Video: Ashes to go

By Mary Frances Schjonberg
Posted Feb 13, 2013

[Episcopal News Service] Episcopal Church members, both clergy and lay, took to the streets on Ash Wednesday to offer the world the traditional symbol of the beginning of Lent. In this video produced on Ash Wednesday 2012, the Rev. Sandye A. Wilson offers imposition of ashes during a chilly morning at the New Jersey Transit train station in South Orange. During a break, she discusses the importance of bring the church to the streets. The Ashes to Go movement has grown annually. More information is available on the Ashes to Go website and here.


Comments (4)

  1. Grace Burson says:

    I should totally use this as a way of teaching my train-obsessed five-year-old about Ash Wednesday.

  2. The Rev'd Anthony C. Dinoto says:

    This year, in the two weeks or so before Ash Wednesday, and anticipating a repeat of last year’s “Ashes To Go” outreach that was reported in 2012, I conducted a very UN-scientific survey. I was on the fence about joining the “ATG” movement. When the opportunity presented itself, I asked a variety of folks that I know about “Ashes to Go”. There were people with various levels of connectedness to any church or not. Typically, I’d pose a question such as: “What would you think about passing a priest standing on the sidewalk in town next to a sign declaring “Ashes to Go” on Ash Wednesday? The responses were cause for concern, amusement and skepticism about the idea. These are some of the actual reactions: “What is Lent, anyway?”; “That’s weird.”; “Really, you mean right on the town green?”; “No kidding, I didn’t know they still did Lent.”; “That’s new, isn’t it? Does that count for not going to church?”; “Who’s ashes do they use?”; “Well, I suppose if you can’t lead a horse to water, bring the water to them!”; “Well, if people are too lazy to go to church to get ashes why enable them?” “That’s a great idea, I always forget its Ash Wednesday until its too late.” — My best Ash Wednesday story happened when I was in seminary. While studying at General Theological Seminary, N.Y. I had the chance to assist with the Imposition of Ashes at Trinity Church, Wall Street where literally hundreds of people received ashes all day long. A woman approached my station, a long line behind her, and leaned forward to whisper something. “I’m not a Roman Catholic!” she whispered apologetically. I leaned back, looked her in the eye and responded, “That’s O.K., neither am I” and proceeded to sign her forehead with an ashen cross. “Remember that you are dust, and to dust you shall return.”

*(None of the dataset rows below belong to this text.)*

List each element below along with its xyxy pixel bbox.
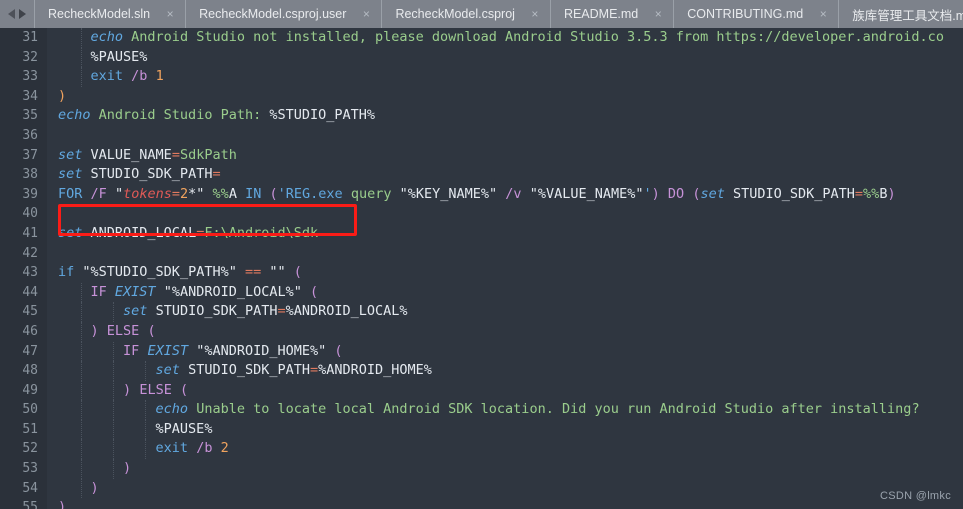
line-number: 36	[0, 125, 47, 146]
line-number: 38	[0, 165, 47, 185]
code-line[interactable]: 38 set STUDIO_SDK_PATH=	[0, 165, 963, 185]
code-line[interactable]: 47 IF EXIST "%ANDROID_HOME%" (	[0, 341, 963, 362]
line-number: 39	[0, 184, 47, 205]
arrow-right-icon[interactable]	[19, 9, 26, 19]
code-text[interactable]: IF EXIST "%ANDROID_LOCAL%" (	[47, 282, 963, 303]
code-text[interactable]	[47, 126, 963, 146]
line-number: 43	[0, 263, 47, 283]
code-text[interactable]: set ANDROID_LOCAL=F:\Android\Sdk	[47, 224, 963, 244]
code-text[interactable]: FOR /F "tokens=2*" %%A IN ('REG.exe quer…	[47, 185, 963, 205]
tab-recheckmodel-sln[interactable]: RecheckModel.sln ×	[34, 0, 185, 28]
tab-zukuguanli-md[interactable]: 族库管理工具文档.md ×	[838, 0, 963, 28]
code-line[interactable]: 44 IF EXIST "%ANDROID_LOCAL%" (	[0, 282, 963, 303]
code-line[interactable]: 53 )	[0, 459, 963, 479]
tab-readme-md[interactable]: README.md ×	[549, 0, 673, 28]
code-text[interactable]	[47, 204, 963, 224]
code-line[interactable]: 37 set VALUE_NAME=SdkPath	[0, 145, 963, 166]
code-text[interactable]: ) ELSE (	[47, 380, 963, 401]
code-line[interactable]: 35 echo Android Studio Path: %STUDIO_PAT…	[0, 106, 963, 126]
code-editor[interactable]: 31 echo Android Studio not installed, pl…	[0, 28, 963, 509]
line-number: 42	[0, 243, 47, 264]
line-number: 41	[0, 223, 47, 244]
close-icon[interactable]: ×	[652, 8, 664, 20]
code-line[interactable]: 43 if "%STUDIO_SDK_PATH%" == "" (	[0, 263, 963, 283]
code-text[interactable]: IF EXIST "%ANDROID_HOME%" (	[47, 341, 963, 362]
code-line[interactable]: 46 ) ELSE (	[0, 321, 963, 342]
code-text[interactable]: set STUDIO_SDK_PATH=	[47, 165, 963, 185]
code-line[interactable]: 33 exit /b 1	[0, 67, 963, 87]
code-text[interactable]: echo Unable to locate local Android SDK …	[47, 400, 963, 420]
tab-label: RecheckModel.sln	[48, 7, 151, 21]
line-number: 45	[0, 302, 47, 322]
code-line[interactable]: 42	[0, 243, 963, 264]
code-text[interactable]: )	[47, 478, 963, 499]
line-number: 31	[0, 28, 47, 48]
line-number: 44	[0, 282, 47, 303]
tab-label: CONTRIBUTING.md	[687, 7, 804, 21]
code-text[interactable]: )	[47, 498, 963, 509]
line-number: 33	[0, 67, 47, 87]
code-text[interactable]	[47, 244, 963, 264]
code-line[interactable]: 31 echo Android Studio not installed, pl…	[0, 28, 963, 48]
code-line[interactable]: 45 set STUDIO_SDK_PATH=%ANDROID_LOCAL%	[0, 302, 963, 322]
watermark: CSDN @lmkc	[880, 490, 951, 502]
code-text[interactable]: )	[47, 87, 963, 107]
line-number: 32	[0, 47, 47, 68]
code-text[interactable]: echo Android Studio not installed, pleas…	[47, 28, 963, 48]
line-number: 35	[0, 106, 47, 126]
line-number: 40	[0, 204, 47, 224]
close-icon[interactable]: ×	[529, 8, 541, 20]
code-text[interactable]: echo Android Studio Path: %STUDIO_PATH%	[47, 106, 963, 126]
line-number: 47	[0, 341, 47, 362]
code-text[interactable]: set VALUE_NAME=SdkPath	[47, 146, 963, 166]
code-text[interactable]: exit /b 1	[47, 67, 963, 87]
code-line[interactable]: 39 FOR /F "tokens=2*" %%A IN ('REG.exe q…	[0, 184, 963, 205]
tab-nav-arrows	[0, 0, 34, 28]
line-number: 49	[0, 380, 47, 401]
code-line[interactable]: 36	[0, 125, 963, 146]
close-icon[interactable]: ×	[817, 8, 829, 20]
line-number: 54	[0, 478, 47, 499]
code-line[interactable]: 51 %PAUSE%	[0, 419, 963, 440]
tab-recheckmodel-csproj[interactable]: RecheckModel.csproj ×	[381, 0, 550, 28]
line-number: 55	[0, 498, 47, 509]
tab-contributing-md[interactable]: CONTRIBUTING.md ×	[673, 0, 838, 28]
code-line[interactable]: 49 ) ELSE (	[0, 380, 963, 401]
code-line[interactable]: 40	[0, 204, 963, 224]
code-text[interactable]: exit /b 2	[47, 439, 963, 460]
code-line[interactable]: 50 echo Unable to locate local Android S…	[0, 400, 963, 420]
code-line[interactable]: 52 exit /b 2	[0, 439, 963, 460]
line-number: 34	[0, 86, 47, 107]
code-line[interactable]: 32 %PAUSE%	[0, 47, 963, 68]
tab-recheckmodel-csproj-user[interactable]: RecheckModel.csproj.user ×	[185, 0, 381, 28]
tab-label: README.md	[563, 7, 639, 21]
close-icon[interactable]: ×	[164, 8, 176, 20]
tab-label: 族库管理工具文档.md	[852, 8, 963, 23]
code-text[interactable]: if "%STUDIO_SDK_PATH%" == "" (	[47, 263, 963, 283]
code-text[interactable]: )	[47, 459, 963, 479]
line-number: 37	[0, 145, 47, 166]
code-text[interactable]: set STUDIO_SDK_PATH=%ANDROID_LOCAL%	[47, 302, 963, 322]
line-number: 50	[0, 400, 47, 420]
line-number: 52	[0, 439, 47, 460]
code-text[interactable]: set STUDIO_SDK_PATH=%ANDROID_HOME%	[47, 361, 963, 381]
code-line-highlighted[interactable]: 41 set ANDROID_LOCAL=F:\Android\Sdk	[0, 223, 963, 244]
editor-tab-bar: RecheckModel.sln × RecheckModel.csproj.u…	[0, 0, 963, 28]
code-line[interactable]: 48 set STUDIO_SDK_PATH=%ANDROID_HOME%	[0, 361, 963, 381]
code-line[interactable]: 54 )	[0, 478, 963, 499]
tab-label: RecheckModel.csproj.user	[199, 7, 347, 21]
code-text[interactable]: ) ELSE (	[47, 321, 963, 342]
line-number: 51	[0, 419, 47, 440]
arrow-left-icon[interactable]	[8, 9, 15, 19]
line-number: 46	[0, 321, 47, 342]
line-number: 48	[0, 361, 47, 381]
code-line[interactable]: 55 )	[0, 498, 963, 509]
tab-label: RecheckModel.csproj	[395, 7, 515, 21]
line-number: 53	[0, 459, 47, 479]
code-line[interactable]: 34 )	[0, 86, 963, 107]
code-text[interactable]: %PAUSE%	[47, 47, 963, 68]
code-text[interactable]: %PAUSE%	[47, 419, 963, 440]
close-icon[interactable]: ×	[360, 8, 372, 20]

  3. I’ve been ambivalent about Ashes to Go for a while. On one hand, my own ministry is very much motivated by looking for ways to “take it to the streets”. On the other hand, something just feels a bit off about Ashes to Go.

    My friend, the Rev. Michael Sniffen (of St. Luke and St. Matthew in Brooklyn, NY) articulates a lot of what’s been lurking under my discomfort in his recent parish blog post (linked below), and he does it from the perspective of a priest who REALLY takes his ministry to the streets everyday throughout the year.

    You may have read about Michael here on ENS (as well as many secular news outlets). He’s been taking his ministry to the streets by serving as a Chaplain to the Occupy Wall Street movement, allowing his parish to serve as a primary hub for Occupy Sandy hurricane relief efforts, hosting artists and arts events, and countless other smaller ways. Some were so threatened by his “taking it to the streets” that his church was actually the victim of an arson attack just over a year ago.

    Public ministry is vitally important, and also sometimes risky. But it’s not enough to simply nod in that direction once a year.

    I comment his blog post to your discernment:

  4. I also commend Michale Sniffen’s excellent reflection. Here’s yet another perspective on this recent phenomenon in which the author wonders if this is just a gimmick, offering “cheap grace” and “mortality on the fly”. In the absence of any solid pastoral theology as its foundation, I share the same concern.

    I think the priest in the video inadvertently names the animating dynamic of “Ashes to Go”. Oh, to be sure, there are good intentions, but there is also unmistakable anxiety. At the end of the clip, the priest says she offers “Ashes to Go”, “….in the hope that, next year, they’ll find their way back to church.” The purpose I fear, is not to ‘bring the church to the world’ or ‘make the church more relevant in people’s lives’ or to have “opportunities for grace”.

    That may be what we tell ourselves, but that’s not the real reason. It’s our own anxiety about row after row of empty pews. It’s in the hope that, if the church goes out to people, people will come into church. That’s just not going to happen, not unless the church goes out to people offering more than just a smudge of ashes on their forehead and more than just one day a year.

    I think the ancient Rabbi, Gamaliel, offers us some wisdom in this. We shall see if this is simply a fad or if it will last. My hunch? By the end of this decade, we’ll not be seeing much evidence of Ashes to Go. I suspect it is because it will not prosper the secret desire of helping people ‘find their way back to church.’ And, because good intentions, by themselves, have always paved the road that leads to a predictable destination.